Needless to say, the members of the OpenFog Consortium disagree. The OpenFog Consortium’s goal is to evangelize fog and to help “to drive reference architecture(s) to serve as a foundation for fog computing standards,” according to Brent Hodges, head of IoT planning and product strategy at Dell and an OpenFog Consortium officer. He noted that this includes working on the complex interoperability requirements that will lead to these standards.
Matt Vasey, director of IoT business development, Microsoft and an OpenFog Consortium officer, told CMSWire that fog computing is a framework that encompasses everything between an endpoint (edge) and the cloud.
“Edge is part of fog,” he explained. “Fog starts at the ‘thing’ (from IoT) and moves up to the cloud.”
Vasey also noted that edge does not compete with fog. “Edge is to fog as apple is to fruit,” he said, quoting Helder Antunes, chairman of the OpenFog Consortium.

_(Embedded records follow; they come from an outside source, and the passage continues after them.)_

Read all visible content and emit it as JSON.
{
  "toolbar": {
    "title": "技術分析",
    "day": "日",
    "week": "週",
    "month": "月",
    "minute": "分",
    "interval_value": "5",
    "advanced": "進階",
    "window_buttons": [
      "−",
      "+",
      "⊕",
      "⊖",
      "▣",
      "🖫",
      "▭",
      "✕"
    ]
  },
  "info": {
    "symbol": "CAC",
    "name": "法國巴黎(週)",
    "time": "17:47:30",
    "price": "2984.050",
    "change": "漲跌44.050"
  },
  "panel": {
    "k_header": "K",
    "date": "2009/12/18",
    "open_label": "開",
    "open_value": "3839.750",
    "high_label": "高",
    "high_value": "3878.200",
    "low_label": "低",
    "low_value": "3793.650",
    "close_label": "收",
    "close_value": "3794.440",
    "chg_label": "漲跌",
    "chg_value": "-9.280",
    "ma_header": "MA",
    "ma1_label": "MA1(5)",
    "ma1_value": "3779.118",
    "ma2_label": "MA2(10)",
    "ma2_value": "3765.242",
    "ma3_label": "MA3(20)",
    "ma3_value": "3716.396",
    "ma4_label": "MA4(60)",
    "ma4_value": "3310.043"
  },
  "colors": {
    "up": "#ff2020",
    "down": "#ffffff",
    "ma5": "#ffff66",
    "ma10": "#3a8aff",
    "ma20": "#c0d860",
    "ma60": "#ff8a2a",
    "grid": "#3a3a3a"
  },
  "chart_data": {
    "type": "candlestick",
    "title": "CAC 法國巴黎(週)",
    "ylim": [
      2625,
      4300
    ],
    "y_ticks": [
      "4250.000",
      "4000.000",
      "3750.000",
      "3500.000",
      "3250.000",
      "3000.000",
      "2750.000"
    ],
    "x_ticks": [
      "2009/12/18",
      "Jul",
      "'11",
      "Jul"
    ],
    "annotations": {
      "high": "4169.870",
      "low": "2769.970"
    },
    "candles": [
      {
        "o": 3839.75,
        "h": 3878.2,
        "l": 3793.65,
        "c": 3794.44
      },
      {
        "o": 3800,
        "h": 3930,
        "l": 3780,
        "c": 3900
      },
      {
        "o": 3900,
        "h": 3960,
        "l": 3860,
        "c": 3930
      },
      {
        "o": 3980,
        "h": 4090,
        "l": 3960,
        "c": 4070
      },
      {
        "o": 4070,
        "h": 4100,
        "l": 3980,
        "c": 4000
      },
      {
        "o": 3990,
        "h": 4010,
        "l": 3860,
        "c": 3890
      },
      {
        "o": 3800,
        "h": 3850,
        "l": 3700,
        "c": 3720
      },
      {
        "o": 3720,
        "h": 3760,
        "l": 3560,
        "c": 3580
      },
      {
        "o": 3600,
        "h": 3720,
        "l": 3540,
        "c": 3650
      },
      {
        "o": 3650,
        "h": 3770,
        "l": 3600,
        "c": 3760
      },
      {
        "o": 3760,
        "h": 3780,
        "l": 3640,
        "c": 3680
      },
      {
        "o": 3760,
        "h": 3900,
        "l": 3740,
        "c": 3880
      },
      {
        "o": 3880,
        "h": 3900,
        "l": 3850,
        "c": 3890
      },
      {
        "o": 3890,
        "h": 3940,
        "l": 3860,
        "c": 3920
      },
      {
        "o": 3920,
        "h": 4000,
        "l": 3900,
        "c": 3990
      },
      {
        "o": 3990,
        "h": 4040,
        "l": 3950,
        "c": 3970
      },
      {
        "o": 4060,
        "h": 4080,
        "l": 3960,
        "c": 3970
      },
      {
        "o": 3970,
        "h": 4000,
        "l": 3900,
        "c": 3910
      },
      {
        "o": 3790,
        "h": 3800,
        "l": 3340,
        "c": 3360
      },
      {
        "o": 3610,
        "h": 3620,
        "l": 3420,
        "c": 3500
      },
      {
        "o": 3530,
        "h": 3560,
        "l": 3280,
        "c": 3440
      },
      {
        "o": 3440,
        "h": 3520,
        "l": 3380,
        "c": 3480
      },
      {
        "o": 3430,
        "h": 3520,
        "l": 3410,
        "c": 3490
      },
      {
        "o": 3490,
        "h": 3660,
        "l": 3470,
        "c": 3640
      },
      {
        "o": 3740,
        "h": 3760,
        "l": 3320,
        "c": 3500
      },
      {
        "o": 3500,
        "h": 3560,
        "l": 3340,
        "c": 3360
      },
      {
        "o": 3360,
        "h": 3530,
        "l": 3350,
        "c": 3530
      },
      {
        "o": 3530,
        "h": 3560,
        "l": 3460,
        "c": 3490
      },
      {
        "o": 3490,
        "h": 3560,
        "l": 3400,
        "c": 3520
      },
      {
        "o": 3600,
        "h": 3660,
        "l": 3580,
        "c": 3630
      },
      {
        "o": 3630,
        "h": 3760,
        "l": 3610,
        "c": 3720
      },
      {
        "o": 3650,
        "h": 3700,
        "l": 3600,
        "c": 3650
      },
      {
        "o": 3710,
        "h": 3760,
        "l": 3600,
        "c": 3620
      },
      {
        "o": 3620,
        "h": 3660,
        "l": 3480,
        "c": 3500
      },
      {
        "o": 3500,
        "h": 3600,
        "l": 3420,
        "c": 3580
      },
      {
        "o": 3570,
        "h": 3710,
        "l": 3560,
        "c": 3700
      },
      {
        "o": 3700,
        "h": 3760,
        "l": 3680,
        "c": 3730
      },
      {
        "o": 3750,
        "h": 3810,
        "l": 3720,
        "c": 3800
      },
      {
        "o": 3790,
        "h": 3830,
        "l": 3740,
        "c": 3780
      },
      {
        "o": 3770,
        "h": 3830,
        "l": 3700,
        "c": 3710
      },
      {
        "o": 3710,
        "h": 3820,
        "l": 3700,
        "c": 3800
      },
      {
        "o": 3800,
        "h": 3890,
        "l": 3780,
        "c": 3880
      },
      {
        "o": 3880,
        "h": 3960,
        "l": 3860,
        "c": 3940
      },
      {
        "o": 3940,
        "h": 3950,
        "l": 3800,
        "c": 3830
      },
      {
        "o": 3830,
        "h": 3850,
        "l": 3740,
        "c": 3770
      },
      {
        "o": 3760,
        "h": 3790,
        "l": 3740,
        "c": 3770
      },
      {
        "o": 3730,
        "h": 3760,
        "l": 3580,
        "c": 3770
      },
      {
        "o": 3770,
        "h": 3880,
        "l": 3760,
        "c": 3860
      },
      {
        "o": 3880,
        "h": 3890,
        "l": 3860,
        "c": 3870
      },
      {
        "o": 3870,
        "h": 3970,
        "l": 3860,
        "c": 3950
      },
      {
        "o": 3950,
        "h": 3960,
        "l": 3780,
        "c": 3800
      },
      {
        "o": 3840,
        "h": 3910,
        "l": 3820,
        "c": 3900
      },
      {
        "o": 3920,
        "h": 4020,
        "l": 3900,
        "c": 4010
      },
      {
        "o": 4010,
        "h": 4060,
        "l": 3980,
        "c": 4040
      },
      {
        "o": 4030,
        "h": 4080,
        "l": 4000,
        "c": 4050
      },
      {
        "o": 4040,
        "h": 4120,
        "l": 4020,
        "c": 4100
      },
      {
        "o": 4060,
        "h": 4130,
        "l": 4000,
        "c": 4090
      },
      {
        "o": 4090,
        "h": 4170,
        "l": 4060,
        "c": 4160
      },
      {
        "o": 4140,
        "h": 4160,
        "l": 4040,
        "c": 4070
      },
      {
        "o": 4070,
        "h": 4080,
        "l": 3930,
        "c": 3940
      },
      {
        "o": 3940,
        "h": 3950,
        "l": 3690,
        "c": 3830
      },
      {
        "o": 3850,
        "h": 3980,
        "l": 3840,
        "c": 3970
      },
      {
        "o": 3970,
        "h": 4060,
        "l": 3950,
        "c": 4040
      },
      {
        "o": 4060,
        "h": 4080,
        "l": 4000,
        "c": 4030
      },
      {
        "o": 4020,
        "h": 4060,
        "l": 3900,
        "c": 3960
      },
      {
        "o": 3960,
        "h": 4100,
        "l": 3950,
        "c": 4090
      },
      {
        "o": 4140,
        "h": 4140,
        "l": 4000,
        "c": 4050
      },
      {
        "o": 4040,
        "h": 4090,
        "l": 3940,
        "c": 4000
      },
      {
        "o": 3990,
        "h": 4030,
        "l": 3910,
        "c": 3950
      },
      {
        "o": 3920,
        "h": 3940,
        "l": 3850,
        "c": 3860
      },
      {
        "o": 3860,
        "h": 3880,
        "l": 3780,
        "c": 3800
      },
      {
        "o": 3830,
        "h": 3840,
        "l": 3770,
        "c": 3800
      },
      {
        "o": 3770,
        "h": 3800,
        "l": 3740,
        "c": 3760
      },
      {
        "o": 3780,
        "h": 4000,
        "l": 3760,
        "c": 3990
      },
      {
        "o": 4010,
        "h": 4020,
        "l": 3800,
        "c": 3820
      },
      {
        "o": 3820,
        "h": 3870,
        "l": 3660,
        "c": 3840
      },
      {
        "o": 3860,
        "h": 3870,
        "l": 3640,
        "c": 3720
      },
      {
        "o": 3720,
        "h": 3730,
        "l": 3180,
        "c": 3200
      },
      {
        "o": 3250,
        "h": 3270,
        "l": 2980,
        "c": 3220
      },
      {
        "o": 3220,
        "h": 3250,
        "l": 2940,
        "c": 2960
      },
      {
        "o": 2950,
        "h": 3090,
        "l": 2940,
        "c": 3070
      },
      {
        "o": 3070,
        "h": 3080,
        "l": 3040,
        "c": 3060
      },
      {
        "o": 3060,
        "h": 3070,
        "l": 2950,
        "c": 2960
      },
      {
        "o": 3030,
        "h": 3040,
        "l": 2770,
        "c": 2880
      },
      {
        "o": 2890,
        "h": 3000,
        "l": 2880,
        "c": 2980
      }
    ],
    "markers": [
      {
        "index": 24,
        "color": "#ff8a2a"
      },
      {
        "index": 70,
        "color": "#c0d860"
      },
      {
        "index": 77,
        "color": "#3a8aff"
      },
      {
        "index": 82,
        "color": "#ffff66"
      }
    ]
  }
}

“To truly be transformative, the Internet of Things (IoT) needs to be able to make use of computing architectures wherever analytics are needed from smart things to the cloud continuum,” said Hodges, adding that, “Dell Technologies sees fog as the next evolution of computing where billions of smart things generate data to connect to analytics at the edge, to core IT systems and to the cloud, which will radically transform our customers businesses. Our customers expect us to provide leadership in this new computing environment which helps them to solve problems they see in the real world every day.”
Marketing ploy or the next big thing, one thing can be said for certain: both edge and fog computing enthusiasts want to solve the same problem, namely getting the right information to the right place in the right formats and context so that decisions can be made, and actions can be taken in real time.
What’s in a Name?
What you call the framework, architecture or process does not really matter, according to Lynne Canavan, vice president of Marketing for the OpenFog Consortium.
“The reality is that customers don’t care what it’s called, they care what it does. What matters is the need to solve the technical challenges that will enable these massive data-intense applications to operate in complex environments as designed – securely and with sub-millisecond latency,” she said. “OpenFog members are working on the complex interoperability requirements that will become industry standards to make these applications work.”
Whether OpenFog does that, or if it is somebody else, “someone needs to figure out how to automatically distribute workloads across the gradient,” Trifiro told CMSWire.
So, whether you call it edge computing, fog computing, or both, it is what’s next.